Two men wait, and while they wait, they talk. Tom (Will Andrews) has a degree but works as a security guard. Eddie (Phil Nicol)... well, we're not so sure about Eddie, and rightly so.
Gregory Burke's debut play, reprised here by the Comedian's Theatre Company is a bleakly comic take on our late-capitalist, post-idealist world. Eddie and his side-kick Gary (Jim Muir) plan ‘executive action' on a representative of the system that has ripped them off. But fantasy bumping against daily reality gangs aft a gley, in this case not before arguments fly faster than the bullets Gary couldn't afford to buy.
Set firmly in Burke's native Fife. There's consideration of the Kingdom's role in events of the twentieth century viewed from the distance of the twenty first. A militant, socialist past is tipped a nod and contrasted with the isolated, alienated shenanigans of the likes of Eddie and Gary, whose inchoate fury at their neutralisation can only focus on Frank (Bruce Morton), their intended target, as much a victim of the workings of capitalism as themselves. Frank, however, has achieved a self-awareness Eddie and Gary have either yet to achieve or that they deny to themselves.

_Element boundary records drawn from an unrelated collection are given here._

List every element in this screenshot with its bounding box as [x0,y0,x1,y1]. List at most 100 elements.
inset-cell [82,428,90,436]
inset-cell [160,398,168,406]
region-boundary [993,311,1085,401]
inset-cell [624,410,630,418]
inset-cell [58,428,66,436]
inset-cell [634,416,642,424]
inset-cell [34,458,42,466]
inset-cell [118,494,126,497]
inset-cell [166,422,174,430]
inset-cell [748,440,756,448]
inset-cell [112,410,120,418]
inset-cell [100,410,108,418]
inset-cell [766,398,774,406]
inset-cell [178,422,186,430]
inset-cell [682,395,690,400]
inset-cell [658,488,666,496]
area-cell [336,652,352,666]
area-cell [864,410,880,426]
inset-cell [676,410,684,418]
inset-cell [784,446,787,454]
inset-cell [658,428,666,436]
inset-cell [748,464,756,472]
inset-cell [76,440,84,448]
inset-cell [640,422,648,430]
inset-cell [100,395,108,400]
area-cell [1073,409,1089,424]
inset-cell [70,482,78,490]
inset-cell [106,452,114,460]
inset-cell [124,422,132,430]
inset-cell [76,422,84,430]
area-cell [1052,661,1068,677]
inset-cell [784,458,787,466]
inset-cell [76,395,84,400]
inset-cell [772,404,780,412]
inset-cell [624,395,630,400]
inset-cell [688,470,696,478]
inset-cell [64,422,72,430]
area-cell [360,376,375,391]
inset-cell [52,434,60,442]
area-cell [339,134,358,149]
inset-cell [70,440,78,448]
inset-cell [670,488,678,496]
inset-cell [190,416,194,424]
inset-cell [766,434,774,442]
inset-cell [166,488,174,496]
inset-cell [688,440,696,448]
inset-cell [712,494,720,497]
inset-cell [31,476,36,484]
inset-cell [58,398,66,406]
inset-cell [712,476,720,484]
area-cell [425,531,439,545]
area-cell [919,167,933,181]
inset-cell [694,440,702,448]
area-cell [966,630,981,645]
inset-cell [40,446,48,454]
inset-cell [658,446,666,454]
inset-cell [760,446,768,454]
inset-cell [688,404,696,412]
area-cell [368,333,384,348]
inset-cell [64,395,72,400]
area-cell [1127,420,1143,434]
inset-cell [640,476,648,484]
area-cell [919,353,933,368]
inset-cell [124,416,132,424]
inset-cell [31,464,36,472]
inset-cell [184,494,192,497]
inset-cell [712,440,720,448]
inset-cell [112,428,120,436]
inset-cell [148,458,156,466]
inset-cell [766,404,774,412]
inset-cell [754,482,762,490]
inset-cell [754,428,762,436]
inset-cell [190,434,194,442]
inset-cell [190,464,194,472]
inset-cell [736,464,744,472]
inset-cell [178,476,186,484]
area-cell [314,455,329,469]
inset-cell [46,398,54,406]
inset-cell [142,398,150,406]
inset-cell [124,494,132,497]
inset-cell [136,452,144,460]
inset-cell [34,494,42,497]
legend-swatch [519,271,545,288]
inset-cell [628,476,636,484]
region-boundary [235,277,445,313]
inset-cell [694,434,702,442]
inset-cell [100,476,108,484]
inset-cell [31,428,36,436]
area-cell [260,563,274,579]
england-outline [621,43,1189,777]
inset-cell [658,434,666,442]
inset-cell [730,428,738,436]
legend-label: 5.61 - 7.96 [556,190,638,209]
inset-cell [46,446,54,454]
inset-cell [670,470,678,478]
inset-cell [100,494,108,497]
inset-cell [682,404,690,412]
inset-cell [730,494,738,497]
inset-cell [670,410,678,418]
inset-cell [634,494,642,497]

The arguments and cultural references fly around fast and furious, to the point they become difficult to pin to the disparate characters and their particular journeys. Gagarin Way remains stimulating, but frustrating also. Although the play has worn well in many respects, and some at least of its arguments continue elsewhere, its open-ended structure still leaves a nagging dissatisfaction.
The cast, however, are a joy to watch, spot-on in interpretation and clearly happy to play ensemble, as the piece demands. There's been discussion of late of comedians ‘crossing' to more dramatic roles. This may make journalist's copy easier, but a short, sharp discussion with Nicol's Eddie and Muir's Gary might be an appropriate punctuation of this speculation.